A bit of History...
Interest in keyboard instruments with dynamic and timbre control has a long history. The 15th century clavichord, although very quiet, provided dynamic control over individual notes as well as a sort of "aftertouch." By varying the amount of pressure on a key after initially striking it, the performer could produce a vibrato. The 18th and 19th century piano was loud enough to fill a recital hall, and it too provided dynamic control over the individual notes in a chord. To this day the piano remains the most popular acoustic keyboard instrument. However, the limitations of the piano action make crescendo and vibrato during sustained notes impossible.
In 1928 Maurice Martenot developed the Ondes Martenot, a monophonic instrument similar in sound to the Theremin. More information about this expressive instrument can be found here.
More recently, analog synthesizers often had ribbon controllers. These provided one-dimensional continuous control but could not track more than one finger. Some modern electronic keyboards offer key velocity and polyphonic aftertouch. These capabilities are extended by certain experimental keyboards, such as Moog's Clavier (Moog 1982), which also measures additional parameters including the exact horizontal and vertical location of the finger on each key. Several other innovative keyboard designs have been developed over the last two decades (Snell 1983, Johnstone 1985, Keislar 1987, Fortuin 1995).
Our work on the Continuum Fingerboard began in the early 1980s, with initial attempts incorporating photoelastics, conductive rubber, and capacitive techniques (Haken, Abdullah, and Smart 1992). These initial attempts were of limited success compared to our more recent approach that resulted in the current Continuum Fingerboard production models. This new approach is outlined below.
The Continuum Fingerboard
The Continuum Fingerboard, though roughly the size of a standard piano keyboard, is a continuous playing surface rather than a keyboard. The playing surface is constructed using 256 rods (128 for the half-sized), each 5.75 inches (14.6 cm) long, mounted on piano-wire springs. The rods are covered by neoprene and fabric so that the performer has the impression of a continuous surface rather than discrete keys. A magnet is mounted at both ends of each rod, and the rods are placed between two rows of Hall-effect sensors.
Hall Effect Sensors
Figure 1 shows a portion of the mechanical design of the Continuum Fingerboard's playing surface. The Hall-effect sensors are used to measure the positions of the magnets. When the performer applies finger pressure, the rods under the finger are depressed, and the magnets on those rods move closer to the sensors.
Figure 1: The Continuum Fingerboard uses Hall-effect sensors to detect the positions of magnets mounted on each rod.
Scanning software running on the Continuum Fingerboard's internal computer detects fingers by looking for any bar that has normalized sensor values greater than both of its neighboring bars. We call this the center bar, and the neighboring bars the left bar and right bar. The x, y, z position of the finger is calculated from the six sensor values on these three bars as follows.
The software tracks the front-to-back position (y position) using the normalized sensor values of the three back sensors divided by the normalized sensor values of all six sensors on the left, center, and right bars.

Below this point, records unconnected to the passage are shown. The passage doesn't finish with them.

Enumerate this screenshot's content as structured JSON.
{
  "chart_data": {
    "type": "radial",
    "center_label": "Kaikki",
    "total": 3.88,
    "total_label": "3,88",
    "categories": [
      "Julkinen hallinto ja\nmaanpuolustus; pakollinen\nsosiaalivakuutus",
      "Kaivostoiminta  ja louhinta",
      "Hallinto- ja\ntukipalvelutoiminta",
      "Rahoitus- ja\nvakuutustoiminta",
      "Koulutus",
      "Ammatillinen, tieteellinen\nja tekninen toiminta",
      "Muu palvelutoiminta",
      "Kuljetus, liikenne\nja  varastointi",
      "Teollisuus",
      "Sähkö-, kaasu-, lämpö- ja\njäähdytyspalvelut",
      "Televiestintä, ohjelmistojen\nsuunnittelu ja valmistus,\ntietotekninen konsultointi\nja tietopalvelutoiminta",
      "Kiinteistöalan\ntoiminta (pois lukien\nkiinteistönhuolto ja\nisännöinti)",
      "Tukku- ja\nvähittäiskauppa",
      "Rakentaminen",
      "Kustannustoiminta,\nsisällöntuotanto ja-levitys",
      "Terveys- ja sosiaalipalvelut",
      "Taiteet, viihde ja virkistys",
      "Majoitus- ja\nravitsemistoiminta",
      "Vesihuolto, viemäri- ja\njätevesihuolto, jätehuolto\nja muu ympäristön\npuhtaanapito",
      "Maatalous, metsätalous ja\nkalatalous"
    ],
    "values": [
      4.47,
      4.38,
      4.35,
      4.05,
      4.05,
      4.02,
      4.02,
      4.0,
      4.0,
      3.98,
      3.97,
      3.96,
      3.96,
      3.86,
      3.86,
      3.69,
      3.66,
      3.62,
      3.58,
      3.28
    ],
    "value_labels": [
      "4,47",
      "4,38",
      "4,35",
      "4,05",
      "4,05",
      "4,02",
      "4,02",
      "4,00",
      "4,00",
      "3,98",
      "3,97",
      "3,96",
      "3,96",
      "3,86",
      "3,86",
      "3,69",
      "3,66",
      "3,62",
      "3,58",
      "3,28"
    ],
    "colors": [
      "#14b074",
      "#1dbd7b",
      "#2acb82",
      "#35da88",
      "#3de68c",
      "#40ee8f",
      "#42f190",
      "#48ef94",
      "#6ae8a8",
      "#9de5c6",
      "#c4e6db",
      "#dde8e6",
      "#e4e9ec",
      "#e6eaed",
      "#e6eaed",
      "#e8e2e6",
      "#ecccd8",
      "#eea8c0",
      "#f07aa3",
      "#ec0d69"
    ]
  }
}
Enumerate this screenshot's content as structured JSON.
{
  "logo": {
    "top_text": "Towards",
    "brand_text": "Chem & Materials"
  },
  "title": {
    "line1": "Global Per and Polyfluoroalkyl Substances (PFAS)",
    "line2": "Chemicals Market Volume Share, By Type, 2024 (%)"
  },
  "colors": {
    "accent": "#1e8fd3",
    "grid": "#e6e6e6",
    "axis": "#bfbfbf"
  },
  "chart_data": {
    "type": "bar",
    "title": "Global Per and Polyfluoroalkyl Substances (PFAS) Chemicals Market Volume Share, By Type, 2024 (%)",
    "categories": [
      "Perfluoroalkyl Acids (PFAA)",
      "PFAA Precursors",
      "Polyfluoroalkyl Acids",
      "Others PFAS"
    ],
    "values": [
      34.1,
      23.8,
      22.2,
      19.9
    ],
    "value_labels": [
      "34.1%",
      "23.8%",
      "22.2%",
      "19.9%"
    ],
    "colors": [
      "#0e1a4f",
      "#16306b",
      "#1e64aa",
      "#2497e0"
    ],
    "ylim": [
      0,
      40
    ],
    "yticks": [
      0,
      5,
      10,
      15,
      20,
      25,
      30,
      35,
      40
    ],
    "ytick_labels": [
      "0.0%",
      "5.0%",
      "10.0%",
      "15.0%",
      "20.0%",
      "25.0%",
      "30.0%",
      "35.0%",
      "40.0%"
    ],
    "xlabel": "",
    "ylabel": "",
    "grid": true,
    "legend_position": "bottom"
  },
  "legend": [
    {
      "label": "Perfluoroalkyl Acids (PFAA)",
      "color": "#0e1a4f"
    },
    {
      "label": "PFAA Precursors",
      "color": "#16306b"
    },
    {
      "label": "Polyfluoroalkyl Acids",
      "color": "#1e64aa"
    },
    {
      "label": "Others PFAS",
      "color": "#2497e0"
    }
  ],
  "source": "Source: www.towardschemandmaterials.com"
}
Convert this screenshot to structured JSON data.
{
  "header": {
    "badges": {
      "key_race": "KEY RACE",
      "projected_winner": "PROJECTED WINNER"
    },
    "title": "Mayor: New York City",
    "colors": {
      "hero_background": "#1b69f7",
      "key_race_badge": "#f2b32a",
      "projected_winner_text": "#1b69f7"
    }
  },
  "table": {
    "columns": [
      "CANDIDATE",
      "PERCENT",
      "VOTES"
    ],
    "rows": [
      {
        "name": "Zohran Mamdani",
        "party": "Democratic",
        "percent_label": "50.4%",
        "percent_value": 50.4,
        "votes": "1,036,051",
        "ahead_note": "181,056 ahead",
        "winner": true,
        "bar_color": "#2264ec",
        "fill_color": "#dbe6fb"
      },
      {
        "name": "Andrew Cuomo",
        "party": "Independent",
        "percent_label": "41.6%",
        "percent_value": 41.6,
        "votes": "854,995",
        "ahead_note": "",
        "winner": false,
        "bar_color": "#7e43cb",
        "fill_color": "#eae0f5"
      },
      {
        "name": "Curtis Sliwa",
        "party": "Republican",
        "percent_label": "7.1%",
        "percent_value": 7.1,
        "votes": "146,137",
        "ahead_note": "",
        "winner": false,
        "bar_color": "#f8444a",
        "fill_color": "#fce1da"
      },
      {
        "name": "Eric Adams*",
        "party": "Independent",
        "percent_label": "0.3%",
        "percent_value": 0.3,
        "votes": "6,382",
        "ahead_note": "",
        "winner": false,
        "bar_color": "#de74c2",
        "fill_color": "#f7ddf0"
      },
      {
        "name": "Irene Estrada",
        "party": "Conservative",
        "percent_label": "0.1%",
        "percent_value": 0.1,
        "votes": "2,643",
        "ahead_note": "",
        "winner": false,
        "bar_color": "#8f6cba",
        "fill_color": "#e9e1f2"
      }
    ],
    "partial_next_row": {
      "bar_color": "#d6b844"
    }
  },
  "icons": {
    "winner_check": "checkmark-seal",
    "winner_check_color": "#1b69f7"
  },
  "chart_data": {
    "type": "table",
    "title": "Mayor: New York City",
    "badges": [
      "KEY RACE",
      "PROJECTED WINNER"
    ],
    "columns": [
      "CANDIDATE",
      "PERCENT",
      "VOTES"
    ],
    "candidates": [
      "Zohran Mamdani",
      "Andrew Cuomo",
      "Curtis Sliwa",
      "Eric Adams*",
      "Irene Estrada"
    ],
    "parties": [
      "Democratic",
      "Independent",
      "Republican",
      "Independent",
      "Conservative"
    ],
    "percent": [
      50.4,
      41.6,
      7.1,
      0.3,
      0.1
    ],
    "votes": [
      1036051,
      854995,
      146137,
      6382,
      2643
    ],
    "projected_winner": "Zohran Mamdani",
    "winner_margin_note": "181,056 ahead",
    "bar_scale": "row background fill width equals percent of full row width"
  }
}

The exact pitch (x position) and finger pressure (z position) is computed using parabolic interpolation. A parabola is drawn through the normalized sensor values of the left, center, and right bars. The location of the minimum point of this parabola provides the x and z position of the note.
Figure 2 illustrates the use of these parabolas in detecting x variation during vibrato. In this example the center bar is always the same bar--it is always more depressed than its right and left neighbor. Still, the x position is accurately tracked as the performer rocks the finger back and forth, because the movement of the neighboring bars affects the minimum point of the parabola.
Figure 2: Exact pitch tracking using parabolic interpolation: A finger rocking left, centered, and rocking right.
Figure 3 shows fingers on the Continuum Fingerboard's playing surface, and the corresponding display on a computer screen. This computer output is used during the construction phase of the Continuum. The computer screen has a vertical line for each sensor. The length of the line corresponds to the normalized sensor value. Lines for the front sensors go down from the center of the display; lines for the back sensors go up. The display is updated as fingers move. This display information is the basis for the Midi interpretation of the performer's finger placements.
Figure 3: Fingers on the Continuum Fingerboard's playing surface, and the corresponding screen display showing normalized sensor values. The performer is using fingers 1 and 3 on the right hand and fingers 1, 2, and 4 on the left hand.